Le sventagliate importanti non sono solo su Gaza (cessate il fuoco sì, Palestina riconosciuta no). Sono anche altre. Oms, Onu, Mercosur, cialtropacifismo, anti putinismo, riarmo europeo. Capire il manifesto politico del capo dello stato

La sventagliata che oggi farà più notizia, tra le molte lanciate ieri dal presidente della Repubblica nel corso della cerimonia del Ventaglio, sarà ovviamente quella su Gaza, e le parole del capo dello stato, su questo fronte, non sono mai state così dure. Sergio Mattarella, ieri, di fronte a una platea di giornalisti, ha definito la situazione di Gaza “intollerabile” e “disumana”. Ha ravvisato un’ostinazione “a uccidere indiscriminatamente” quando si spara “su ambulanze e medici e infermieri che recano soccorso a feriti”, quando si prendono a bersaglio “bambini assetati in fila per avere acqua”. E ha poi ricordato, rispetto all’“incredibile” bombardamento della parrocchia della Sacra Famiglia di Gaza, che quando si parla di errori, come da lezione di Seneca e sant’Agostino, bisogna sempre ricordare che “errare humanum est, perseverare diabolicum”. La sventagliata su Gaza, naturalmente, farà notizia, ma anche in questa sventagliata Mattarella, ieri, è riuscito a mostrare una forma di equilibrio speciale, unica in Europa, e nel denunciare la tragedia di Gaza, come è giusto che sia, ha scelto ancora una volta di stare lontano da alcune pericolose tentazioni. Nessuno scellerato riferimento demagogico al genocidio. Nessun riferimento propagandistico alla pulizia etnica. Nessuna tentazione non solo di fare un passo indietro nella lotta contro l’antisemitismo ma anche di inseguire la linea francese e quella inglese chiedendo magari alla politica di compiere un passo per riconoscere la Palestina, una mossa che al di fuori di qualsiasi trattativa, come sa bene Mattarella, altro non sarebbe che un regalo agli estremisti che non vogliono riconoscere lo stato di Israele. La sventagliata su Gaza, la sventagliata a favore della pace, la sventagliata a favore del cessate il fuoco immediato, farà notizia più di ogni altra cosa. Ma nel discorso di ieri del capo dello stato ci sono almeno altre sventagliate poderose che meritano di essere messe a fuoco e che riguardano tutte una volontà esplicita e saggia del presidente della Repubblica: fissare sul terreno di gioco il perimetro giusto per non cadere nelle trappole del trumpismo. E’ a Trump che si riferisce evidentemente Mattarella quando ragiona sul fatto che “molti protagonisti della vita internazionale oggi aspirano a essere temuti più che stimati e ammirati”. 

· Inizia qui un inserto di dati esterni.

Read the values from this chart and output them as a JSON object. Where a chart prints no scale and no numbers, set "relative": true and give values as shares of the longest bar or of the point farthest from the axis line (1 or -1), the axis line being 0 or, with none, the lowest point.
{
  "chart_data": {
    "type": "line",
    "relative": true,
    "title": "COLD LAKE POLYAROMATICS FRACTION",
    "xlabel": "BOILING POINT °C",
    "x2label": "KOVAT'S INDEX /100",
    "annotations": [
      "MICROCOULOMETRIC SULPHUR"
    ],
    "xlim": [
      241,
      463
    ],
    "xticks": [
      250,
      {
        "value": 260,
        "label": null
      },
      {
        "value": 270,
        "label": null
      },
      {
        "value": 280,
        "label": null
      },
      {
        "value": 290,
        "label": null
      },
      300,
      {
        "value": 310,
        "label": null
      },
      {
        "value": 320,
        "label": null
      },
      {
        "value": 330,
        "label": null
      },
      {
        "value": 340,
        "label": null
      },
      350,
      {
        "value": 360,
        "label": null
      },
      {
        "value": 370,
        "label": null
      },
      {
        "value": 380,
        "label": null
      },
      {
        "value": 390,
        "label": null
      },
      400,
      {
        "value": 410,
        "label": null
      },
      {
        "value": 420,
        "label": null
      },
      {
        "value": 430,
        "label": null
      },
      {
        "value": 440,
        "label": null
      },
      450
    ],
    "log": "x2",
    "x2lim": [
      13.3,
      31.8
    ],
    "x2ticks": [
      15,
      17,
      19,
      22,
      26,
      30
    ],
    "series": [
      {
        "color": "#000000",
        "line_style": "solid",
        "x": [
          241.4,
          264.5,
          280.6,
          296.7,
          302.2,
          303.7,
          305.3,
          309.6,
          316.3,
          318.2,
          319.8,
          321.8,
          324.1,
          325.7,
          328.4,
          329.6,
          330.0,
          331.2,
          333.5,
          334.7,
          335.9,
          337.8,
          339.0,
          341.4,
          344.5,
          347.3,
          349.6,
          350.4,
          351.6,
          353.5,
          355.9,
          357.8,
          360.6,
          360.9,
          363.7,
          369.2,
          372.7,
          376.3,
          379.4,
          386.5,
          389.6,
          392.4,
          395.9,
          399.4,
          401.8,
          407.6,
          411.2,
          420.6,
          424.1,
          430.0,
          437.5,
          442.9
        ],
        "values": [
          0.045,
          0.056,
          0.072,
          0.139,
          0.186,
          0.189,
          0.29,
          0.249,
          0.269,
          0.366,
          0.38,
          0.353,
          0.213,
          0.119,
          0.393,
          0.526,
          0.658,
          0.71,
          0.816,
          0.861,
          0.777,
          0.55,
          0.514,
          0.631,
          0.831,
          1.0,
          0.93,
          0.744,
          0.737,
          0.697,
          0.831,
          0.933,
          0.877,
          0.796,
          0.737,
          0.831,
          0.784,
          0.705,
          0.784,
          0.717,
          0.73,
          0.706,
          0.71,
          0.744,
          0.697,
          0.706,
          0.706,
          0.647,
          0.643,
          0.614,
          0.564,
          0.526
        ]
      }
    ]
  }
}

E’ a Trump che si riferisce evidentemente Mattarella, e anche ai suoi follower italiani, quando ricorda che l’Oms, l’Organizzazione mondiale della sanità, “è un punto di riferimento fondamentale per la sicurezza di tutti”, e dirlo oggi dopo la scelta del governo di ritirarsi trumpianamente dall’accordo pandemico globale dell’Oms non è stata certamente una scelta casuale. E’ a Trump che si riferisce evidentemente Mattarella quando ricorda quanto sia rischioso “demolire il ruolo dell’Onu, dei suoi organismi, delle sue agenzie”, con un pensiero naturalmente al taglio indiscriminato del progetto UsAid, fondamentale anche per l’Italia nella gestione e nel controllo dei flussi migratori in Africa. E’ anche a Trump che si riferisce evidentemente Mattarella quando ricorda che “la direzione giusta non può essere quella di tornare indietro, con la scelta di un mondo sempre in perenne conflitto”. E’ ancora a Trump, e ai follower del protezionismo, a cui si è riferito evidentemente Mattarella quando ha ricordato, indirettamente, che il modo migliore per rispondere ai dazi è quello di aprire i mercati, ed è quello di considerare accordi commerciali come il Mercosur, accordi su cui il governo nutre ancora dubbi, come collaborazioni non tossiche ma che producono “interessi comuni e prospettive condivise” e aiutano a “presidiare la pace”. Ed è sempre a Trump, o meglio ai pacifisti irresponsabili che hanno scommesso sul presidente americano per provare ad arrivare a una pace in Ucraina attraverso una resa alla Russia, a cui il capo dello stato evidentemente ieri pensava quando ha ricordato che “l’aggressione della Russia all’Ucraina ha cambiato la storia d’Europa”, quando ha preso per buone le convinzioni dei paesi baltici che temono che “la Russia, dopo quella all’Ucraina, coltivi il proposito di altre, nuove iniziative di aggressione, a scapito della loro sicurezza se non addirittura della indipendenza di alcuni di essi”.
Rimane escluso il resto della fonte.